Plusieurs dizaines de migrants ont été vus, par un photographe de l'AFP, en train de fuir dans les champs entourant le campement.
A Lampedusa, trois navires, dont un militaire, le San Marco, et un civil d'une capacité de 2.000 places, le Serena, attendent de pouvoir accoster, un vent de 20 noeuds empêchant leurs manoeuvres dans le petit port, selon la capitainerie.
Sur place, il reste toujours près de 4.000 immigrés, même si les débarquements ont cessé depuis la nuit de mercredi à jeudi.
Pour tenter de résoudre ce problème, le chef du gouvernement Silvio Berlusconi, qui avait promis mercredi à Lampedusa de vider l'île des immigrés en 60 heures, se rendra lundi à Tunis pour voir avec le nouveau gouvernement de Tunis comment mettre un terme à l'afflux de migrants.
Vendredi Silvio Berlusconi a participé à Rome à une réunion d'une cellule de crise en présence des ministres de l'Intérieur, de la Défense, et de représentants des collectivités locales qui devront accueillir sur leur territoire les immigrés.

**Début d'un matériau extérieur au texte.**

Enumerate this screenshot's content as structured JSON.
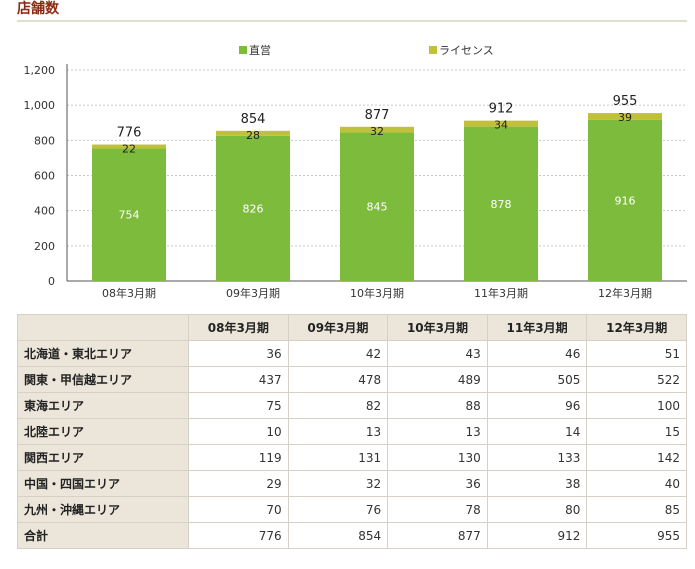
{
  "page": {
    "title": "店舗数"
  },
  "chart_data": {
    "type": "bar",
    "stacked": true,
    "categories": [
      "08年3月期",
      "09年3月期",
      "10年3月期",
      "11年3月期",
      "12年3月期"
    ],
    "series": [
      {
        "name": "直営",
        "color": "#7dbb3c",
        "values": [
          754,
          826,
          845,
          878,
          916
        ]
      },
      {
        "name": "ライセンス",
        "color": "#c0c03a",
        "values": [
          22,
          28,
          32,
          34,
          39
        ]
      }
    ],
    "totals": [
      776,
      854,
      877,
      912,
      955
    ],
    "yticks": [
      0,
      200,
      400,
      600,
      800,
      1000,
      1200
    ],
    "ytick_labels": [
      "0",
      "200",
      "400",
      "600",
      "800",
      "1,000",
      "1,200"
    ],
    "ylim": [
      0,
      1200
    ],
    "grid": true,
    "legend": "top-center"
  },
  "table": {
    "headers": [
      "",
      "08年3月期",
      "09年3月期",
      "10年3月期",
      "11年3月期",
      "12年3月期"
    ],
    "rows": [
      {
        "label": "北海道・東北エリア",
        "values": [
          "36",
          "42",
          "43",
          "46",
          "51"
        ]
      },
      {
        "label": "関東・甲信越エリア",
        "values": [
          "437",
          "478",
          "489",
          "505",
          "522"
        ]
      },
      {
        "label": "東海エリア",
        "values": [
          "75",
          "82",
          "88",
          "96",
          "100"
        ]
      },
      {
        "label": "北陸エリア",
        "values": [
          "10",
          "13",
          "13",
          "14",
          "15"
        ]
      },
      {
        "label": "関西エリア",
        "values": [
          "119",
          "131",
          "130",
          "133",
          "142"
        ]
      },
      {
        "label": "中国・四国エリア",
        "values": [
          "29",
          "32",
          "36",
          "38",
          "40"
        ]
      },
      {
        "label": "九州・沖縄エリア",
        "values": [
          "70",
          "76",
          "78",
          "80",
          "85"
        ]
      },
      {
        "label": "合計",
        "values": [
          "776",
          "854",
          "877",
          "912",
          "955"
        ]
      }
    ]
  }
}
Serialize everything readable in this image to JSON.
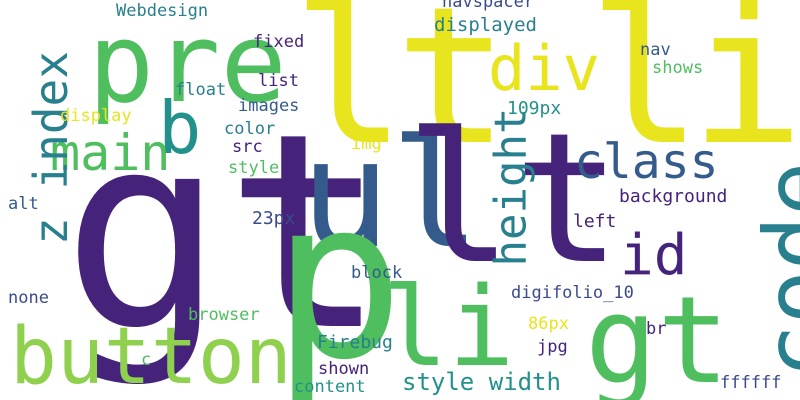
{
  "words": {
    "gt1": "gt",
    "lt_li_l1": "l",
    "lt_li_t": "t",
    "lt_li_l2": "l",
    "lt_li_i": "i",
    "ul": "ul",
    "lt2": "lt",
    "p": "p",
    "li2": "li",
    "gt2": "gt",
    "pre": "pre",
    "button": "button",
    "code": "code",
    "div": "div",
    "b": "b",
    "main": "main",
    "class": "class",
    "z_index": "z index",
    "height": "height",
    "id": "id",
    "style_width": "style width",
    "webdesign": "Webdesign",
    "navspacer": "navspacer",
    "displayed": "displayed",
    "fixed": "fixed",
    "nav": "nav",
    "shows": "shows",
    "list": "list",
    "float": "float",
    "images": "images",
    "px109": "109px",
    "display": "display",
    "color": "color",
    "img": "img",
    "src": "src",
    "style": "style",
    "background": "background",
    "alt": "alt",
    "px23": "23px",
    "left": "left",
    "block": "block",
    "digifolio": "digifolio_10",
    "none": "none",
    "browser": "browser",
    "px86": "86px",
    "br": "br",
    "firebug": "Firebug",
    "jpg": "jpg",
    "c": "c",
    "shown": "shown",
    "content": "content",
    "ffffff": "ffffff"
  },
  "colors": {
    "background": "#ffffff",
    "purple": "#46237a",
    "indigo": "#3b4a8a",
    "blue": "#345b8c",
    "teal": "#287f8e",
    "cyan": "#23918b",
    "green": "#4fbe5f",
    "lime": "#8fd14f",
    "yellow": "#e8e41d"
  }
}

Le chef du gouvernement italien a annoncé qu'il demanderait à la Tunisie d'accepter le rapatriement de milliers de ses citoyens, considérant cette possibilité comme "la solution prioritaire".
Le gouvernement, qui doit revoir mardi les collectivités locales, a préparé un plan pour l'hébergement de 10.000 immigrés dans chaque région, une mesure temporaire avant leur rapatriement vers la Tunisie, mais des désaccords subsistent sur leur répartition, le Sud défavorisé étant pour le moment beaucoup plus sollicité que le Nord prospère de la péninsule.
Vendredi, des travaux étaient en cours à Turin, dans le nord de l'Italie, pour installer un camp permettant d'accueillir, à partir de dimanche soir dans 300 tentes, environ 1.500 immigrés, ont annoncé les autorités locales.
Trois autres localités du Nord de l'Italie, Padoue, Vipiteno et Brescia ont déjà été désignées pour abriter des centres d'accueil pour immigrés.
Depuis le début de l'année, plus de 22.000 migrants, dont 20.000 Tunisiens à la recherche d'un travail, sont arrivés en Italie, principalement à Lampedusa.